By Neil Raden
Decision-making is not, strictly speaking, a business process. Attacking the speed problem for decision-making, which is mostly a collaborative and iterative effort, requires looking at the problem as a team phenomenon. This is especially true where decision-making requires analysis of data. Numeracy, a facility for working with numbers and programs that manipulates numbers, exists at varying levels in an organization. Domain expertise similarly exists at multiple levels, and most interesting problems require contributions and input from more than one domain. Pricing, for example, is a joint exercise of marketing, sales, engineering, production, finance and overall strategy. If there are partners involved, their input is needed as well. The killers of speed are handoffs, uncertainty and lack of consensus. In today’s world, an assembly line process of incremental analysis and input cannot provide the throughput to be competitive. Team speed requires that organizations break down the barriers between functions and enable information to be re-purposed for multiple uses and users. Engineers want to make financially informed technical decisions and financial analysts want to make technically informed economic decisions.
That requires analytical software and an organizational approach that is designed for collaboration between people of different backgrounds and abilities.
All participants need to see the answer and the path to the answer in the context of their particular roles. Most analytical tools in the market cannot support this kind of problem-solving. The urgency, complexity and volume of data needed overwhelms them, but more importantly, they cannot provide the collaborative and iterative environment that is needed. Useful, interactive and shareable analytics can, with some management assistance, directly affect decision-making cycle times.

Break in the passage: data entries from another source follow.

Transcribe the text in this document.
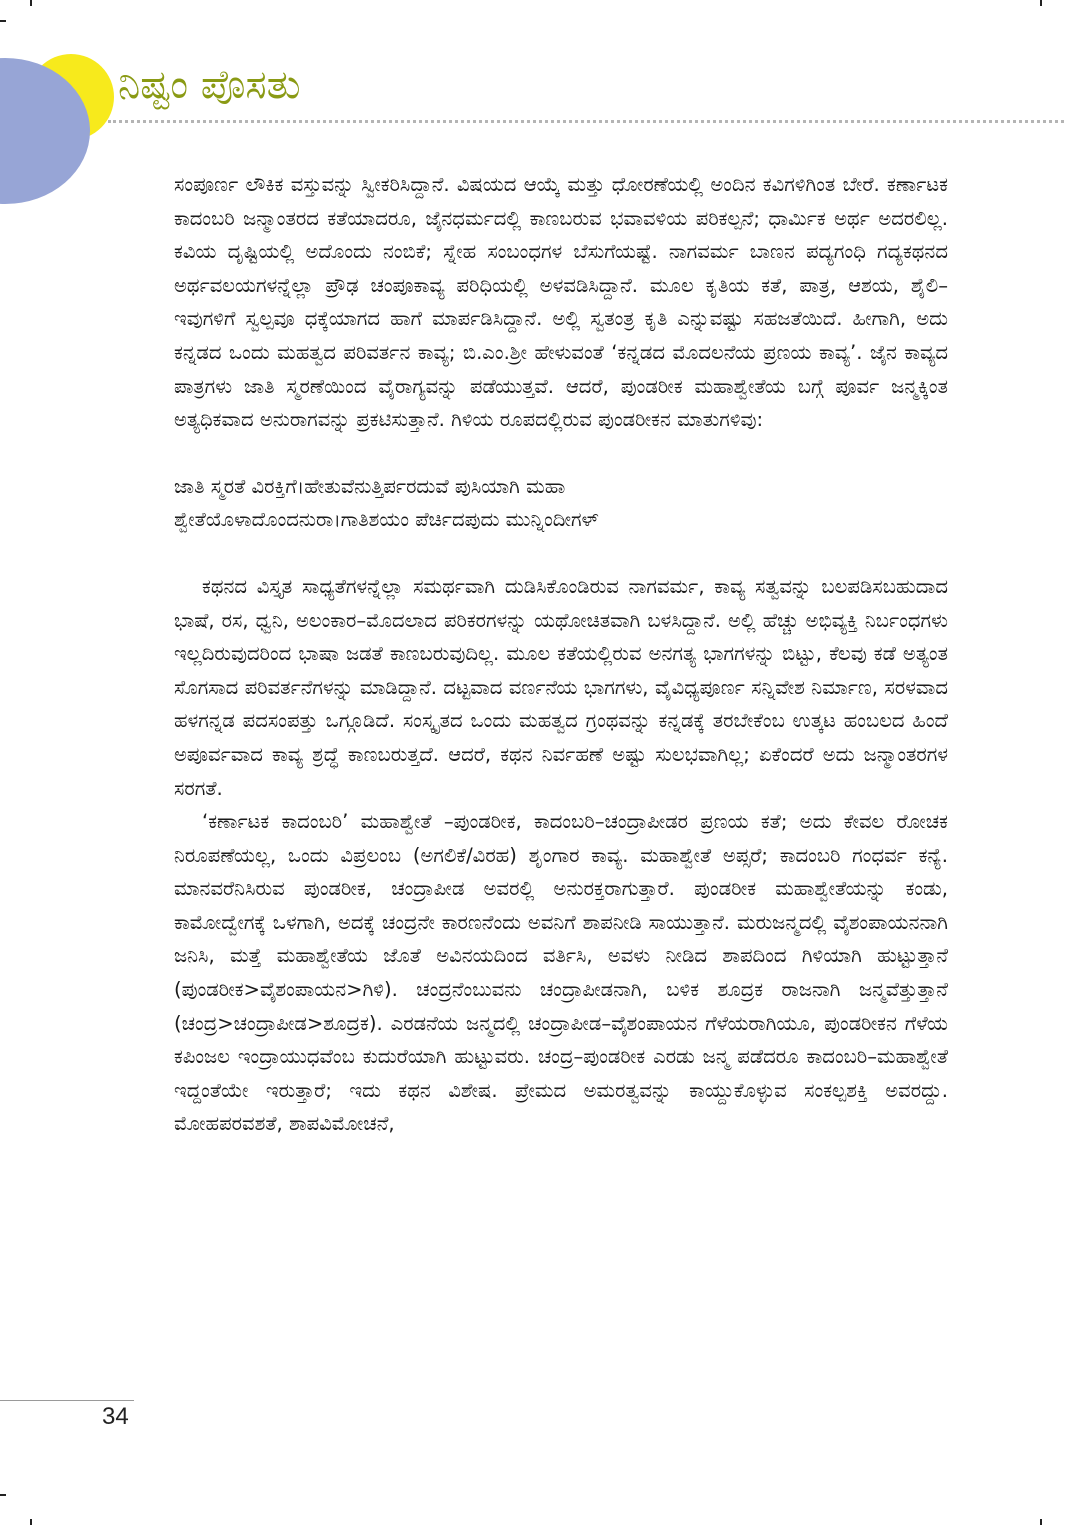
ನಿಷ್ಟಂ ಪೊಸತು

ಸಂಪೂರ್ಣ ಲೌಕಿಕ ವಸ್ತುವನ್ನು ಸ್ವೀಕರಿಸಿದ್ದಾನೆ. ವಿಷಯದ ಆಯ್ಕೆ ಮತ್ತು ಧೋರಣೆಯಲ್ಲಿ ಅಂದಿನ ಕವಿಗಳಿಗಿಂತ ಬೇರೆ. ಕರ್ಣಾಟಕ ಕಾದಂಬರಿ ಜನ್ಮಾಂತರದ ಕತೆಯಾದರೂ, ಜೈನಧರ್ಮದಲ್ಲಿ ಕಾಣಬರುವ ಭವಾವಳಿಯ ಪರಿಕಲ್ಪನೆ; ಧಾರ್ಮಿಕ ಅರ್ಥ ಅದರಲಿಲ್ಲ. ಕವಿಯ ದೃಷ್ಟಿಯಲ್ಲಿ ಅದೊಂದು ನಂಬಿಕೆ; ಸ್ನೇಹ ಸಂಬಂಧಗಳ ಬೆಸುಗೆಯಷ್ಟೆ. ನಾಗವರ್ಮ ಬಾಣನ ಪದ್ಯಗಂಧಿ ಗದ್ಯಕಥನದ ಅರ್ಥವಲಯಗಳನ್ನೆಲ್ಲಾ ಪ್ರೌಢ ಚಂಪೂಕಾವ್ಯ ಪರಿಧಿಯಲ್ಲಿ ಅಳವಡಿಸಿದ್ದಾನೆ. ಮೂಲ ಕೃತಿಯ ಕತೆ, ಪಾತ್ರ, ಆಶಯ, ಶೈಲಿ–ಇವುಗಳಿಗೆ ಸ್ವಲ್ಪವೂ ಧಕ್ಕೆಯಾಗದ ಹಾಗೆ ಮಾರ್ಪಡಿಸಿದ್ದಾನೆ. ಅಲ್ಲಿ ಸ್ವತಂತ್ರ ಕೃತಿ ಎನ್ನುವಷ್ಟು ಸಹಜತೆಯಿದೆ. ಹೀಗಾಗಿ, ಅದು ಕನ್ನಡದ ಒಂದು ಮಹತ್ವದ ಪರಿವರ್ತನ ಕಾವ್ಯ; ಬಿ.ಎಂ.ಶ್ರೀ ಹೇಳುವಂತೆ ‘ಕನ್ನಡದ ಮೊದಲನೆಯ ಪ್ರಣಯ ಕಾವ್ಯ’. ಜೈನ ಕಾವ್ಯದ ಪಾತ್ರಗಳು ಜಾತಿ ಸ್ಮರಣೆಯಿಂದ ವೈರಾಗ್ಯವನ್ನು ಪಡೆಯುತ್ತವೆ. ಆದರೆ, ಪುಂಡರೀಕ ಮಹಾಶ್ವೇತೆಯ ಬಗ್ಗೆ ಪೂರ್ವ ಜನ್ಮಕ್ಕಿಂತ ಅತ್ಯಧಿಕವಾದ ಅನುರಾಗವನ್ನು ಪ್ರಕಟಿಸುತ್ತಾನೆ. ಗಿಳಿಯ ರೂಪದಲ್ಲಿರುವ ಪುಂಡರೀಕನ ಮಾತುಗಳಿವು:

ಜಾತಿ ಸ್ಮರತೆ ವಿರಕ್ತಿಗೆ।ಹೇತುವೆನುತ್ತಿರ್ಪರದುವೆ ಪುಸಿಯಾಗಿ ಮಹಾ

ಶ್ವೇತೆಯೊಳಾದೊಂದನುರಾ।ಗಾತಿಶಯಂ ಪೆರ್ಚಿದಪುದು ಮುನ್ನಿಂದೀಗಳ್

ಕಥನದ ವಿಸ್ತೃತ ಸಾಧ್ಯತೆಗಳನ್ನೆಲ್ಲಾ ಸಮರ್ಥವಾಗಿ ದುಡಿಸಿಕೊಂಡಿರುವ ನಾಗವರ್ಮ, ಕಾವ್ಯ ಸತ್ವವನ್ನು ಬಲಪಡಿಸಬಹುದಾದ ಭಾಷೆ, ರಸ, ಧ್ವನಿ, ಅಲಂಕಾರ–ಮೊದಲಾದ ಪರಿಕರಗಳನ್ನು ಯಥೋಚಿತವಾಗಿ ಬಳಸಿದ್ದಾನೆ. ಅಲ್ಲಿ ಹೆಚ್ಚು ಅಭಿವ್ಯಕ್ತಿ ನಿರ್ಬಂಧಗಳು ಇಲ್ಲದಿರುವುದರಿಂದ ಭಾಷಾ ಜಡತೆ ಕಾಣಬರುವುದಿಲ್ಲ. ಮೂಲ ಕತೆಯಲ್ಲಿರುವ ಅನಗತ್ಯ ಭಾಗಗಳನ್ನು ಬಿಟ್ಟು, ಕೆಲವು ಕಡೆ ಅತ್ಯಂತ ಸೊಗಸಾದ ಪರಿವರ್ತನೆಗಳನ್ನು ಮಾಡಿದ್ದಾನೆ. ದಟ್ಟವಾದ ವರ್ಣನೆಯ ಭಾಗಗಳು, ವೈವಿಧ್ಯಪೂರ್ಣ ಸನ್ನಿವೇಶ ನಿರ್ಮಾಣ, ಸರಳವಾದ ಹಳಗನ್ನಡ ಪದಸಂಪತ್ತು ಒಗ್ಗೂಡಿದೆ. ಸಂಸ್ಕೃತದ ಒಂದು ಮಹತ್ವದ ಗ್ರಂಥವನ್ನು ಕನ್ನಡಕ್ಕೆ ತರಬೇಕೆಂಬ ಉತ್ಕಟ ಹಂಬಲದ ಹಿಂದೆ ಅಪೂರ್ವವಾದ ಕಾವ್ಯ ಶ್ರದ್ಧೆ ಕಾಣಬರುತ್ತದೆ. ಆದರೆ, ಕಥನ ನಿರ್ವಹಣೆ ಅಷ್ಟು ಸುಲಭವಾಗಿಲ್ಲ; ಏಕೆಂದರೆ ಅದು ಜನ್ಮಾಂತರಗಳ ಸರಗತೆ.

‘ಕರ್ಣಾಟಕ ಕಾದಂಬರಿ’ ಮಹಾಶ್ವೇತೆ –ಪುಂಡರೀಕ, ಕಾದಂಬರಿ–ಚಂದ್ರಾಪೀಡರ ಪ್ರಣಯ ಕತೆ; ಅದು ಕೇವಲ ರೋಚಕ ನಿರೂಪಣೆಯಲ್ಲ, ಒಂದು ವಿಪ್ರಲಂಬ (ಅಗಲಿಕೆ/ವಿರಹ) ಶೃಂಗಾರ ಕಾವ್ಯ. ಮಹಾಶ್ವೇತೆ ಅಪ್ಸರೆ; ಕಾದಂಬರಿ ಗಂಧರ್ವ ಕನ್ಯೆ. ಮಾನವರೆನಿಸಿರುವ ಪುಂಡರೀಕ, ಚಂದ್ರಾಪೀಡ ಅವರಲ್ಲಿ ಅನುರಕ್ತರಾಗುತ್ತಾರೆ. ಪುಂಡರೀಕ ಮಹಾಶ್ವೇತೆಯನ್ನು ಕಂಡು, ಕಾಮೋದ್ವೇಗಕ್ಕೆ ಒಳಗಾಗಿ, ಅದಕ್ಕೆ ಚಂದ್ರನೇ ಕಾರಣನೆಂದು ಅವನಿಗೆ ಶಾಪನೀಡಿ ಸಾಯುತ್ತಾನೆ. ಮರುಜನ್ಮದಲ್ಲಿ ವೈಶಂಪಾಯನನಾಗಿ ಜನಿಸಿ, ಮತ್ತೆ ಮಹಾಶ್ವೇತೆಯ ಜೊತೆ ಅವಿನಯದಿಂದ ವರ್ತಿಸಿ, ಅವಳು ನೀಡಿದ ಶಾಪದಿಂದ ಗಿಳಿಯಾಗಿ ಹುಟ್ಟುತ್ತಾನೆ (ಪುಂಡರೀಕ>ವೈಶಂಪಾಯನ>ಗಿಳಿ). ಚಂದ್ರನೆಂಬುವನು ಚಂದ್ರಾಪೀಡನಾಗಿ, ಬಳಿಕ ಶೂದ್ರಕ ರಾಜನಾಗಿ ಜನ್ಮವೆತ್ತುತ್ತಾನೆ (ಚಂದ್ರ>ಚಂದ್ರಾಪೀಡ>ಶೂದ್ರಕ). ಎರಡನೆಯ ಜನ್ಮದಲ್ಲಿ ಚಂದ್ರಾಪೀಡ–ವೈಶಂಪಾಯನ ಗೆಳೆಯರಾಗಿಯೂ, ಪುಂಡರೀಕನ ಗೆಳೆಯ ಕಪಿಂಜಲ ಇಂದ್ರಾಯುಧವೆಂಬ ಕುದುರೆಯಾಗಿ ಹುಟ್ಟುವರು. ಚಂದ್ರ–ಪುಂಡರೀಕ ಎರಡು ಜನ್ಮ ಪಡೆದರೂ ಕಾದಂಬರಿ–ಮಹಾಶ್ವೇತೆ ಇದ್ದಂತೆಯೇ ಇರುತ್ತಾರೆ; ಇದು ಕಥನ ವಿಶೇಷ. ಪ್ರೇಮದ ಅಮರತ್ವವನ್ನು ಕಾಯ್ದುಕೊಳ್ಳುವ ಸಂಕಲ್ಪಶಕ್ತಿ ಅವರದ್ದು. ಮೋಹಪರವಶತೆ, ಶಾಪವಿಮೋಚನೆ,

34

When analysis can be shared, especially through software agents called guides that allow others to view and interact with a stream of analysis, instead of a static report or spreadsheet,. time-eating meetings and conferences can be shortened or eliminated. Questions and doubts can be resolved without the latency of scheduling meetings. In fact, guides can even eliminate some of the presentation time in meetings as everyone can satisfy themselves beforehand by evaluating the analysis in context, not just pouring over results and summarizations.
Decision making is iterative. Problems or opportunities that require decisions often aren’t resolved completely, but return, often slightly reframed. Karl Popper taught that in all matters of knowledge, truth cannot be verified by testing, it can only be falsified. As a result, “science,” which we can broadly interpret to include the subject of organizational decision-making, is an evolutionary process without a distinct end point. He uses the simple model below:
PS(1) -> TT(1) -> EE(1) -> PS(2)
Popper’s premise was that ideas passed through a constant set of manipulations that yielded solutions with better fit but not necessarily final solutions. While the initial problem specification PS(1) yielded a number of Tentative Theories TT(1), Error Elimination EE(1) generates a solution, PS(2), and the process repeats. The TT and EE steps are clearly collaborative.
The overly-simplified model that is prevalent in the Business Intelligence industry is that getting better information to people will yield better decisions. Popper’s simple formulation highlights that this is inadequate – every step from problem formulation, to posing tentative theories to error elimination in assumptions and, finally, reformulated problem specifications requires sharing of information and ideas, revision and testing. One-way report writers and dashboards cannot provide this needed functionality. Alternatively, building a one-off solution to solve a single problem, typically with spreadsheets, is a recurring cost each time it comes around.